I’ve just returned from a tense meeting between New England governors and Eastern Canadian premiers in Stowe, Vermont, where the air felt as chilled as U.S.-Canadian economic relations have become under the weight of recent tariff policies.
“Every time we put up a barrier, it hurts somebody on both sides of the border,” Massachusetts Governor Charlie Baker told me during a brief interview. The typically reserved Republican governor didn’t mince words about the economic reality facing his state and our northern neighbors.
The annual conference, designed to strengthen cross-border cooperation, instead became a forum for damage assessment as regional leaders grappled with the expanding economic fallout from Washington’s aggressive trade stance. The U.S.-Canada relationship, historically one of the world’s most stable trading partnerships, now finds itself on increasingly unstable ground.
Standing in the conference center, I watched Canadian officials quietly exchange concerned glances as American counterparts acknowledged the bilateral pain. This relationship generates nearly $2 billion in daily cross-border trade, according to U.S. Trade Representative data, supporting an estimated 9 million American jobs. Now those connections face significant strain.
Baker pointed specifically to Massachusetts steel fabricators facing substantially higher costs that threaten their competitiveness. “Steel tariffs are a big deal,” he emphasized, noting that his state’s manufacturers depend heavily on Canadian materials in their supply chains. When production costs rise in Massachusetts, the impact ripples across New England’s integrated economy.
The economic consequences extend well beyond industrial sectors. Tourism officials from Quebec and Maine described declining cross-border visits, while agricultural representatives warned of reduced market access for everything from New England lobster to Canadian dairy. What struck me most was the shared sense of powerlessness among these regional leaders against federal policy decisions made hundreds of miles away.
Canadian premiers expressed frustration over what they view as unnecessary economic self-harm. “We’re not adversaries, we’re partners,” said New Brunswick Premier Blaine Higgs, whose province sends approximately 90% of its exports to the United States. He described the tariffs as “creating artificial boundaries that hurt workers on both sides.”

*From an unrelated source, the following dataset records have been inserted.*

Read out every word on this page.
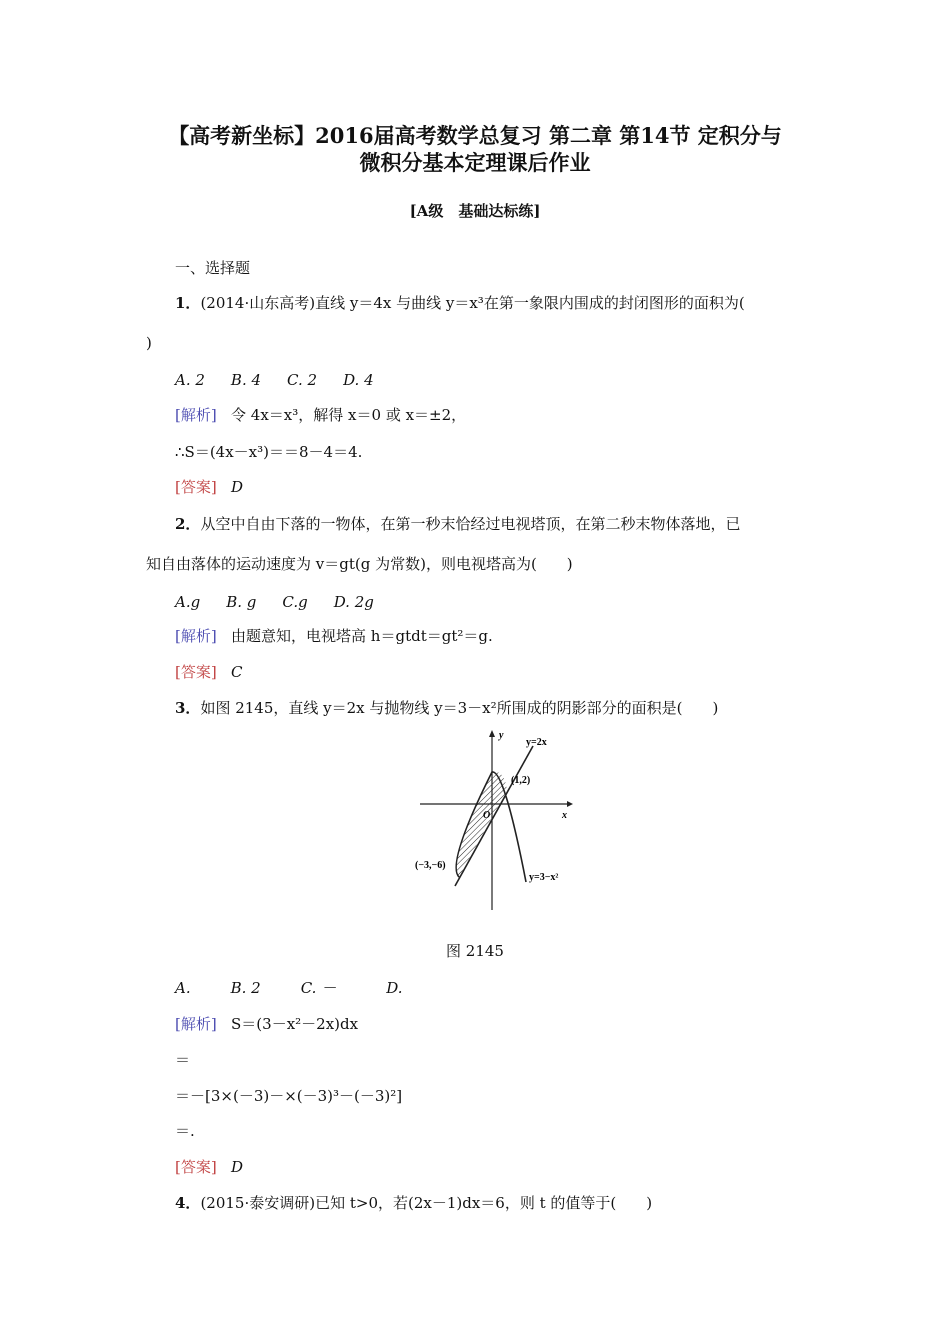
【高考新坐标】2016届高考数学总复习 第二章 第14节 定积分与
微积分基本定理课后作业
[A级　基础达标练]
一、选择题
1．(2014·山东高考)直线 y＝4x 与曲线 y＝x³在第一象限内围成的封闭图形的面积为(
)
A. 2 B. 4 C. 2 D. 4
[解析] 令 4x＝x³，解得 x＝0 或 x＝±2，
∴S＝(4x－x³)＝＝8－4＝4.
[答案] D
2．从空中自由下落的一物体，在第一秒末恰经过电视塔顶，在第二秒末物体落地，已
知自由落体的运动速度为 v＝gt(g 为常数)，则电视塔高为(　　)
A.g B. g C.g D. 2g
[解析] 由题意知，电视塔高 h＝gtdt＝gt²＝g.
[答案] C
3．如图 2145，直线 y＝2x 与抛物线 y＝3－x²所围成的阴影部分的面积是(　　)
y
x
O
y=2x
(1,2)
(−3,−6)
y=3−x²
图 2145
A.	B. 2	C. －	D.
[解析] S＝(3－x²－2x)dx
＝
＝－[3×(－3)－×(－3)³－(－3)²]
＝.
[答案] D
4．(2015·泰安调研)已知 t>0，若(2x－1)dx＝6，则 t 的值等于(　　)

The U.S. Department of Commerce reports that Canada remains America’s largest goods trading partner, with trade totaling $617.2 billion in 2019. Yet this massive economic relationship now operates under the shadow of tariffs and counter-tariffs that the International Monetary Fund has warned could reduce GDP growth in both nations.
What makes this dispute particularly painful for regional leaders is its disconnect from local economic realities. New England and Eastern Canada have spent decades building integrated supply chains, shared energy infrastructure, and cooperative tourism promotion. The tariffs threaten these careful collaborations with what several attendees described as “unnecessary friction.”
Vermont Governor Phil Scott echoed Baker’s concerns, telling the gathering that “our regional economy doesn’t recognize the international boundary in the same way national politics might.” His state shares 90 miles of border with Quebec and counts Canada as its largest trading partner.
Economists from both countries presented sobering data at the conference. A Brookings Institution analysis suggests the tariffs could eventually cost over 400,000 American jobs if fully implemented and met with proportional responses. The Canadian Chamber of Commerce estimates similar job losses north of the border.
Despite the tensions, I observed genuine efforts to maintain working relationships. Governors and premiers reaffirmed joint commitments on environmental protection, energy cooperation, and transportation infrastructure. Many emphasized that maintaining these practical collaborations has become even more critical as national relationships deteriorate.
“We can demonstrate at the regional level what good trade partnerships look like,” Baker suggested, positioning the New England-Eastern Canada relationship as a potential model for eventual national reconciliation.
As I departed the conference, conversations among delegates had shifted toward strategic planning – identifying ways to mitigate damage and preserve essential economic connections despite federal policies beyond their control. The message was clear: while national leaders may engage in trade conflicts, the consequences play out in regional economies where interdependence isn’t political theory but daily reality.
For residents on both sides of this 5,525-mile border – the world’s longest undefended international boundary – the hope remains that pragmatic economic interests will eventually outweigh political calculations. Until then, as Governor Baker succinctly put it, “Everybody loses in a trade war.”